2) Une fois que l'Office eut décidé qu'il était nécessaire d'examiner la nécessité de la ligne et les solutions de rechange, il était dans l'obligation de faire cette évaluation lui-même. Si l'Office n'avait exprimé aucun point de vue personnel sur les questions de la nécessité et des solutions de rechange, il aurait refusé d'exercer sa compétence. Bien qu'il se soit clairement appuyé dans une large mesure sur les points de vue et les objectifs de UCC et du CP, l'Office a exprimé son propre point de vue.

L'Office s'est appuyé sur la décision de UCC de voir à ce que le CP ait un accès direct et sur le désir du CP d'élargir sa part du marché de polyéthylène en desservant directement UCC pour conclure que la ligne de chemin de fer était nécessaire. L'Office avait le droit de faire reposer sa décision concernant la nécessité et les solutions de rechange sur les déclarations de UCC et du CP. Les besoins commerciaux sont une raison légitime de rejeter des solutions de rechange. UCC et le CP prennent un risque et engagent des frais dans le cadre de tels travaux. Ils ne le feraient pas s'ils étaient d'avis qu'une solution de rechange était plus intéressante.

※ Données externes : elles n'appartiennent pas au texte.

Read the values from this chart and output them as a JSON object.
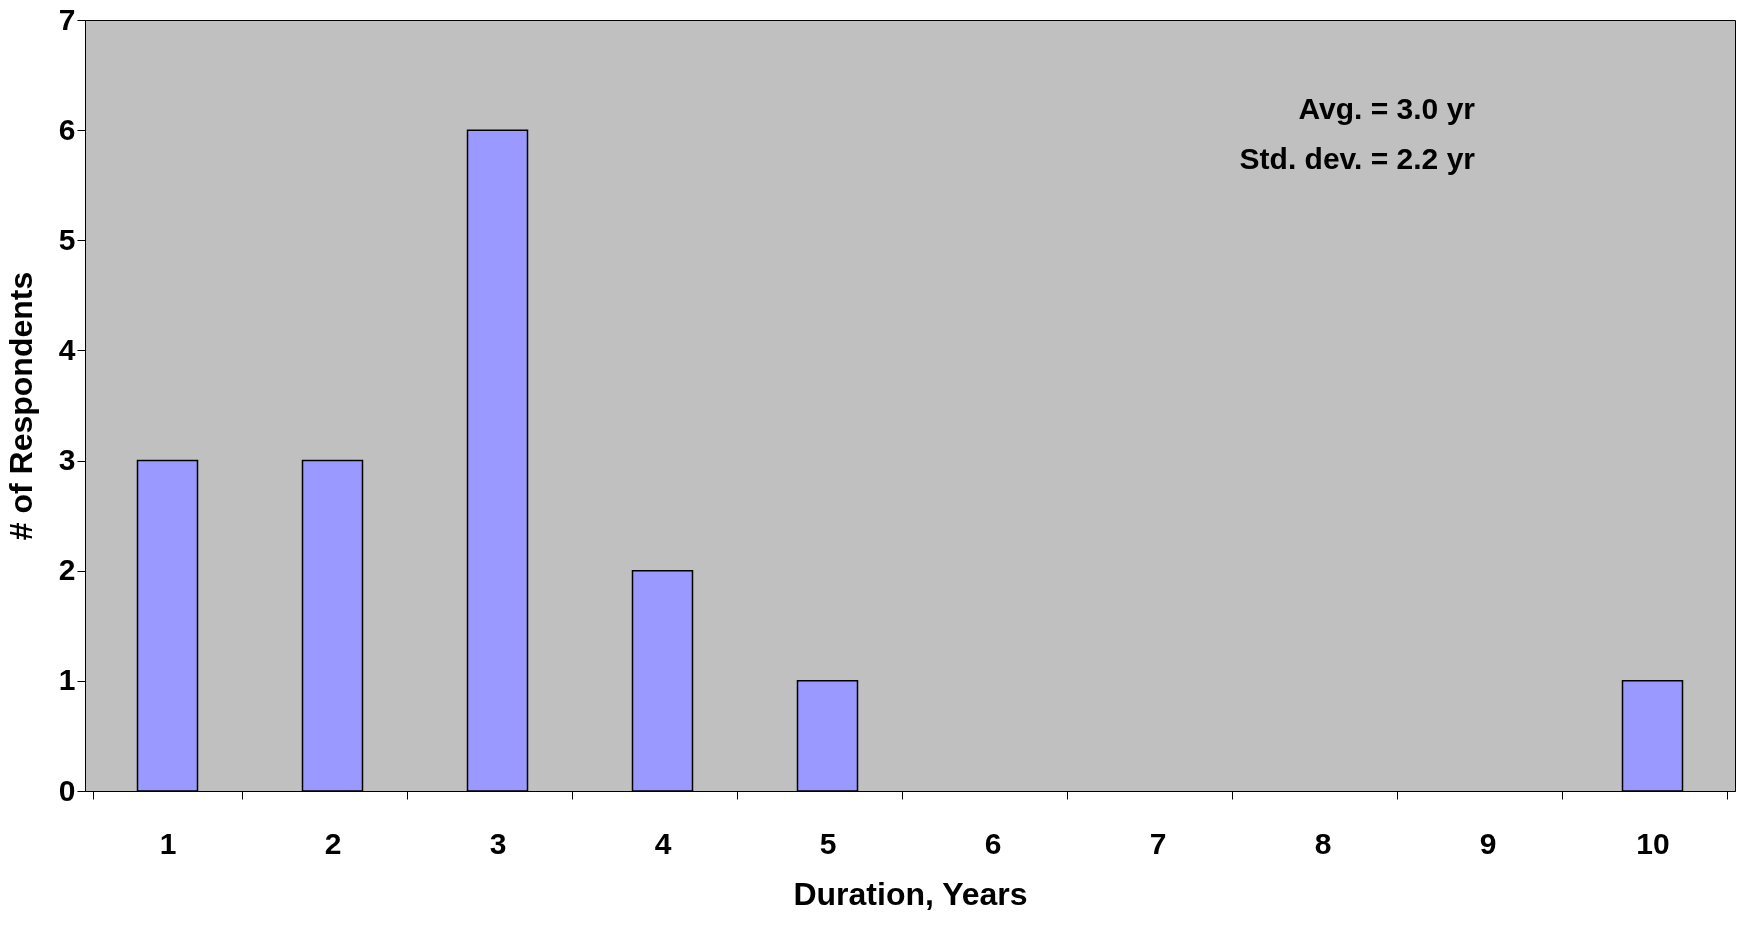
{
  "chart_data": {
    "type": "bar",
    "xlabel": "Duration, Years",
    "ylabel": "# of Respondents",
    "categories": [
      "1",
      "2",
      "3",
      "4",
      "5",
      "6",
      "7",
      "8",
      "9",
      "10"
    ],
    "values": [
      3,
      3,
      6,
      2,
      1,
      0,
      0,
      0,
      0,
      1
    ],
    "color": "#9999ff",
    "ylim": [
      0,
      7
    ],
    "yticks": [
      0,
      1,
      2,
      3,
      4,
      5,
      6,
      7
    ],
    "grid": false,
    "annotations": [
      "Avg. = 3.0 yr",
      "Std. dev. = 2.2 yr"
    ]
  }
}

UCC et le CP sont beaucoup mieux placés que l'Office pour faire ces évaluations. L'Office a expressément accepté les évaluations de UCC et du CP et, ce faisant, a pris une décision fondée sur la nécessité et les solutions de rechange. Il n'avait pas besoin d'aller plus loin. L'alinéa 16(1)e) de la LCÉE ne précise pas jusqu'où l'Office doit pousser son examen de la question de la nécessité et des solutions de rechange. De même que l'Office a la faculté d'examiner la nécessité et les solutions de rechange, de même il a la faculté de décider la nature et l'étendue de l'examen de ces facteurs. Sauf incompatibilité manifeste, ce qui n'est pas le cas en l'espèce, l'Office devrait tenter de respecter à la fois l'intention expresse du législateur en matière de déréglementation en vertu de la LTC et le pouvoir décisionnel que lui a conféré le législateur en matière environnementale sous le régime de la LCÉE.

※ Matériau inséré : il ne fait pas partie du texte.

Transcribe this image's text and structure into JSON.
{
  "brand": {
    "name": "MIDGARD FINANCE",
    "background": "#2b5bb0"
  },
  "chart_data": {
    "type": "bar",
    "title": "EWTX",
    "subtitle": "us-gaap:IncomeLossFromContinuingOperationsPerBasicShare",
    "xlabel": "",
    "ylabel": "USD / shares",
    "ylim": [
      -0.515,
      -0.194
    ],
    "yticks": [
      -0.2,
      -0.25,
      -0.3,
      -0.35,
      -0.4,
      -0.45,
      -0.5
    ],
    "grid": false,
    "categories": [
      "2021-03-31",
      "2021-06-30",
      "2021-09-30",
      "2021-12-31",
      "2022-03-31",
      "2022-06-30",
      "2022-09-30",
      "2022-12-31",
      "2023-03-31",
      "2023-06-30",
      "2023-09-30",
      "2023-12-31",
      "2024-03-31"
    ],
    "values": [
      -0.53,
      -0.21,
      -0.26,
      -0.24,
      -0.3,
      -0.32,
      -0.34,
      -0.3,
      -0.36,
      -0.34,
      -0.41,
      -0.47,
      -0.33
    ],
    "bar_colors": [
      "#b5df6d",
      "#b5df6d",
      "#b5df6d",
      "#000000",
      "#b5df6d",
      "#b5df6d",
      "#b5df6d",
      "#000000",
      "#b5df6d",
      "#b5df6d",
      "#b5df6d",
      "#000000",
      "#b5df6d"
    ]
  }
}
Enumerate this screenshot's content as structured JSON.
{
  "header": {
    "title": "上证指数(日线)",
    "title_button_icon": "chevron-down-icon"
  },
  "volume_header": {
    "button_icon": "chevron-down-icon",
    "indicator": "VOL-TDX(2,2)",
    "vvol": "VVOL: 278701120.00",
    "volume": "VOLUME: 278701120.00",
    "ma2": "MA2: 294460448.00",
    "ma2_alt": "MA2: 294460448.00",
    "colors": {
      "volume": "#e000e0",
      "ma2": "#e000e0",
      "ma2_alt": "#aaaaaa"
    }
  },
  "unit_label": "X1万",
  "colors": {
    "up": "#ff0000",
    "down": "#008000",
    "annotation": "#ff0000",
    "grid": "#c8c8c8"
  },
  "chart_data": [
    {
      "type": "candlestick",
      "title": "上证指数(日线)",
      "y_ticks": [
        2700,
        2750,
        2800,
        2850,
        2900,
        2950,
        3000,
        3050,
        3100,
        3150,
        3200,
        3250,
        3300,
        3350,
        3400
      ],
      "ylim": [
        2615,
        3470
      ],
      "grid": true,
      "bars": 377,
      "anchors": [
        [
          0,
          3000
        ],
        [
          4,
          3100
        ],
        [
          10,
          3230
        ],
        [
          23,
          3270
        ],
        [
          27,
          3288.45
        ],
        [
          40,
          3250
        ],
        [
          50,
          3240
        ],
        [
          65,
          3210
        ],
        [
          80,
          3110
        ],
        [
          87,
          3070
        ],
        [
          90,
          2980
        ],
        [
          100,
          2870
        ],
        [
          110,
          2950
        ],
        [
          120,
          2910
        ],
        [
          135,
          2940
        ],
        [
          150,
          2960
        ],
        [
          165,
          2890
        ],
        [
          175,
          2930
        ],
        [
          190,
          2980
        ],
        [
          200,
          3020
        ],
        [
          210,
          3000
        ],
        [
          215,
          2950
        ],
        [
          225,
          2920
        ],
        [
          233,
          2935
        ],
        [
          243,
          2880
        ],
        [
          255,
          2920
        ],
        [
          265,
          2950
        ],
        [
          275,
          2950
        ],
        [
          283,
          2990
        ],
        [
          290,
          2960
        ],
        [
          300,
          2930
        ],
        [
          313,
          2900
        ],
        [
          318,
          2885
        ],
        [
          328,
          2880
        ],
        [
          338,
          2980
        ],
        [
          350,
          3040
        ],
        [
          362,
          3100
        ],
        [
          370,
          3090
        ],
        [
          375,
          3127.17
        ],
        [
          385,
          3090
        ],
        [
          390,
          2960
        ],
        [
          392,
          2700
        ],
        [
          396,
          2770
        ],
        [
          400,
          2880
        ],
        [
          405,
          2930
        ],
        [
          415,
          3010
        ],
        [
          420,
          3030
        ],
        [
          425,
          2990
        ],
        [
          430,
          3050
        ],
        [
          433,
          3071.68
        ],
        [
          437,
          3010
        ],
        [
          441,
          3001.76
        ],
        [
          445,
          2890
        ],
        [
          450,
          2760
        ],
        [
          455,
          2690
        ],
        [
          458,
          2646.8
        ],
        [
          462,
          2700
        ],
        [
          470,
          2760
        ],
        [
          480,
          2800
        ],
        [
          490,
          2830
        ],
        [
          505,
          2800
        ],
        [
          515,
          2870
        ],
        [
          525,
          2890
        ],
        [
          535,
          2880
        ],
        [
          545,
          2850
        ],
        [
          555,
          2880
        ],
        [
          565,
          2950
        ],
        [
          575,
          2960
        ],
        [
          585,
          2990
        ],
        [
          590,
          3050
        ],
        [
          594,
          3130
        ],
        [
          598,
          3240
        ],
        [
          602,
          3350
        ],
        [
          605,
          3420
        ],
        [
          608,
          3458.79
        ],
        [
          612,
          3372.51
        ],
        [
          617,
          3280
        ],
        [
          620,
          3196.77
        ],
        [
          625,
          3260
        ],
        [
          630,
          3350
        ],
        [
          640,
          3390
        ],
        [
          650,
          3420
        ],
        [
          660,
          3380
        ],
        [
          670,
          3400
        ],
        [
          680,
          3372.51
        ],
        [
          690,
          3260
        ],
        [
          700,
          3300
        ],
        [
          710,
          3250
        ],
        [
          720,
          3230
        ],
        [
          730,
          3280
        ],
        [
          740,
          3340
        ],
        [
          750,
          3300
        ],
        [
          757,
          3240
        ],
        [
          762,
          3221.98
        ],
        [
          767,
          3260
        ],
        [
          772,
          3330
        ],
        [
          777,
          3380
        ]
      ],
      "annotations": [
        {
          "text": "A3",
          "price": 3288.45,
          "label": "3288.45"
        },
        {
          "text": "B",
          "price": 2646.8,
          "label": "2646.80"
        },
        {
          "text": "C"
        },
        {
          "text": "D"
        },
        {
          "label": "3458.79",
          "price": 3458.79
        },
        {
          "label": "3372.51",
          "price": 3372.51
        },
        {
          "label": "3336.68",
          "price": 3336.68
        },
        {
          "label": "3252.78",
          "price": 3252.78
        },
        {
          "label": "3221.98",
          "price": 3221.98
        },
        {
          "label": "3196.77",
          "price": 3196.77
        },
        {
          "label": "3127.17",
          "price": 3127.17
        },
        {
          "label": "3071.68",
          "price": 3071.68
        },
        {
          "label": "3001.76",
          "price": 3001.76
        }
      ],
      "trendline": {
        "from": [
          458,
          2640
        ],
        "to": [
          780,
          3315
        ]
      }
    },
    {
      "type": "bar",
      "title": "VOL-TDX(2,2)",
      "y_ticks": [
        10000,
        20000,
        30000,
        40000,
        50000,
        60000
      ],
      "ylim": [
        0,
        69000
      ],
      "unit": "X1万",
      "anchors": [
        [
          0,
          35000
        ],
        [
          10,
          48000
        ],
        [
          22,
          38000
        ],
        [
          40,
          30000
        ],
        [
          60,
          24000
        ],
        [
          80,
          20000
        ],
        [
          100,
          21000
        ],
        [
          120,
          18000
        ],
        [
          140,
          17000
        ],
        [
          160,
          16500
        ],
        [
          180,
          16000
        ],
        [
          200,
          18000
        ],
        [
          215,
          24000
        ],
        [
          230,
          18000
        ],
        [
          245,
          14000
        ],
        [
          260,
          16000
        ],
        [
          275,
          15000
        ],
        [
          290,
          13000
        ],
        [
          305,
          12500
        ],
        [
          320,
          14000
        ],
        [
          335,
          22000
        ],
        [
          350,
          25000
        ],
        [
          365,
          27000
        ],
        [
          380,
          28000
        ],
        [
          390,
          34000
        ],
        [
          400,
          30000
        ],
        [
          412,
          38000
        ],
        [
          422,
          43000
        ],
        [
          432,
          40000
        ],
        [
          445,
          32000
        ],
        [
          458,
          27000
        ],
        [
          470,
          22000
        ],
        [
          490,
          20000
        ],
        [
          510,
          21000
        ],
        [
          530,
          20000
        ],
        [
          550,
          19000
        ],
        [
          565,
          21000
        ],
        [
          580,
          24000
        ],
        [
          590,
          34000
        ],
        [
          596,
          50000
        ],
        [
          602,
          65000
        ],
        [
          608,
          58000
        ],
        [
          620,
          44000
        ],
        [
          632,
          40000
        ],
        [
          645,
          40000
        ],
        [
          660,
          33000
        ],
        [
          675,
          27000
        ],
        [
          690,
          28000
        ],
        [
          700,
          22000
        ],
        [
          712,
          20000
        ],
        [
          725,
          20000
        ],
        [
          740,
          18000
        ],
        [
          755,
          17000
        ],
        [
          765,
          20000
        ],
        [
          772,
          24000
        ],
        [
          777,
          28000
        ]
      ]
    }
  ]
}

L'Office a conclu que la construction de la ligne de chemin de fer n'aurait pas d'effets environnementaux négatifs importants si les mesures d'atténuation proposées par le CP étaient mises en œuvre. L'Office a conclu qu'un arrêté approuvant la construction de la ligne de chemin de fer serait assorti de conditions obligeant le CP à donner suite à ses engagements en matière d'atténuation. L'Office a exécuté les attributions prévues aux alinéas 16(1)a) à d) et n'a pas refusé d'exercer la compétence prévue à l'alinéa 16(1)e).

    lois et règlements

        Loi canadienne sur l'évaluation environnementale, L.C. 1992, ch. 37, art. 16(1)e) (mod. par L.C. 1993, ch. 34, art. 22).

        Loi de 1987 sur les transports nationaux, L.R.C. (1985) (3e suppl.), ch. 28.

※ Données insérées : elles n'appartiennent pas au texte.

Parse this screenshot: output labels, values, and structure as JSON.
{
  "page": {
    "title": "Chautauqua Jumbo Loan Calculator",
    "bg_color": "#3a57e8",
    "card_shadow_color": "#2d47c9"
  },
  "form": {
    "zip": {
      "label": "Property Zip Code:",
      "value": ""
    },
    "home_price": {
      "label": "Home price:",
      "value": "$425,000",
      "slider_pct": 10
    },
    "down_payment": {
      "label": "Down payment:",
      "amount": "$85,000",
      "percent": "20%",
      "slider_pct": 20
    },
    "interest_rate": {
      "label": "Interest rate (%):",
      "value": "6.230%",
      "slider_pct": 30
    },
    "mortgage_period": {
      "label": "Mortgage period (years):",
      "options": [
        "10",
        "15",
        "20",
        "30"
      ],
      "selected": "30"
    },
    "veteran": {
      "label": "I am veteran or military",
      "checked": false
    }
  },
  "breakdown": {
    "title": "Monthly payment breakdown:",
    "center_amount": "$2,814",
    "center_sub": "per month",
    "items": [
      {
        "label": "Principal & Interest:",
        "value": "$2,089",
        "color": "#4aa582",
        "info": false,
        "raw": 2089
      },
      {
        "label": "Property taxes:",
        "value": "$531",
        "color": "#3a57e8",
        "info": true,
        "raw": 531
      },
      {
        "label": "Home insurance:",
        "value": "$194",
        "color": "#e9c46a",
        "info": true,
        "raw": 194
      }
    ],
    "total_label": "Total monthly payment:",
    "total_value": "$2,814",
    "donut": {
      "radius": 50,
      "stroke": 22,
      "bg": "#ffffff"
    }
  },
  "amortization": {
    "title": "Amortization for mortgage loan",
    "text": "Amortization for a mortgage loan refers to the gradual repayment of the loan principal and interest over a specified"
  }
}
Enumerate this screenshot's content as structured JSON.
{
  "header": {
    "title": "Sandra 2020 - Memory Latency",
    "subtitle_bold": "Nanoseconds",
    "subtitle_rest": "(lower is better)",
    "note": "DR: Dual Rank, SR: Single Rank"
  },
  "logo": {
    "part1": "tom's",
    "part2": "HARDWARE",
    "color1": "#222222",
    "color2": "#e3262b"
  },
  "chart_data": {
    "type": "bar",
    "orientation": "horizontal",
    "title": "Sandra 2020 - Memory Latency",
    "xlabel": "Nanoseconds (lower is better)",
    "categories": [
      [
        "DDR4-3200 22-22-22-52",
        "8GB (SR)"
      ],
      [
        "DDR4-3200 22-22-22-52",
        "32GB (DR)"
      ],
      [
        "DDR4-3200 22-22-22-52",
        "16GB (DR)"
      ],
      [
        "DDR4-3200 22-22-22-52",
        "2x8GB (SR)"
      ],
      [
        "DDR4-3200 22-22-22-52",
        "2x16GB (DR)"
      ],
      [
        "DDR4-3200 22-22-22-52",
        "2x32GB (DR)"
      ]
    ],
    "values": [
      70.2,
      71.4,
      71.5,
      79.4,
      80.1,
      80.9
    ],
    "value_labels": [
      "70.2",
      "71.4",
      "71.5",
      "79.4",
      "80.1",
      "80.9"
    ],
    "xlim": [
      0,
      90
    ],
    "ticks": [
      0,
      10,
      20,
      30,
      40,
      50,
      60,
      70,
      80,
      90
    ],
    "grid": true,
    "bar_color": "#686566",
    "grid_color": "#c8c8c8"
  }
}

        Loi sur les chemins de fer, L.R.C. (1985), ch. R-3, art. 127.

        Loi sur les transports au Canada, L.C. 1996, ch. 10, art. 5, 41(1), 98(2).

        Règlement sur l'interconnexion du trafic ferroviaire, DORS/88-41.

    jurisprudence

        décision examinée:

        Upper Lakes Group Inc. c. Canada (Office national des transports), [1995] 3 C.F. 395; 125 D.L.R. (4th) 204; 62 C.P.R. (3d) 167; 181 N.R. 103 (C.A.).

    ont comparu:

    Darin J. Hannaford pour l'appelante.

    Ron Ashley pour l'intimé l'Office des transports du Canada.

    Glen H. Poelman et Paul A. Guthrie pour l'intimé le Canadien Pacifique Limitée.

    William G. McMurray pour l'intervenant les Chemins de fer nationaux du Canada.

    avocats inscrits au dossier:

    Miller Thomson, Edmonton, pour l'appelante.

    Office des transports du Canada, Hull (Québec), pour l'intimé l'Office des transports du Canada.

    MacLeod Dixon, Calgary, pour l'intimé le Canadien Pacifique Limitée.

    Les Chemins de fer nationaux du Canada, Montréal, pour l'intervenant les Chemins de fer nationaux du Canada.

Ce qui suit est la version française des motifs du jugement rendus par

[1]Le juge en chef Isaac: J'ai eu le privilège de lire les motifs préliminaires que mon collègue le juge Rothstein a préparés dans le cadre du présent appel.

[2]Bien que je souscrive au dispositif qu'il propose, je préfère malgré tout faire reposer ma décision sur le simple motif que l'appelante n'a pas démontré que l'Office des transports du Canada a commis une erreur justifiant l'intervention de la Cour.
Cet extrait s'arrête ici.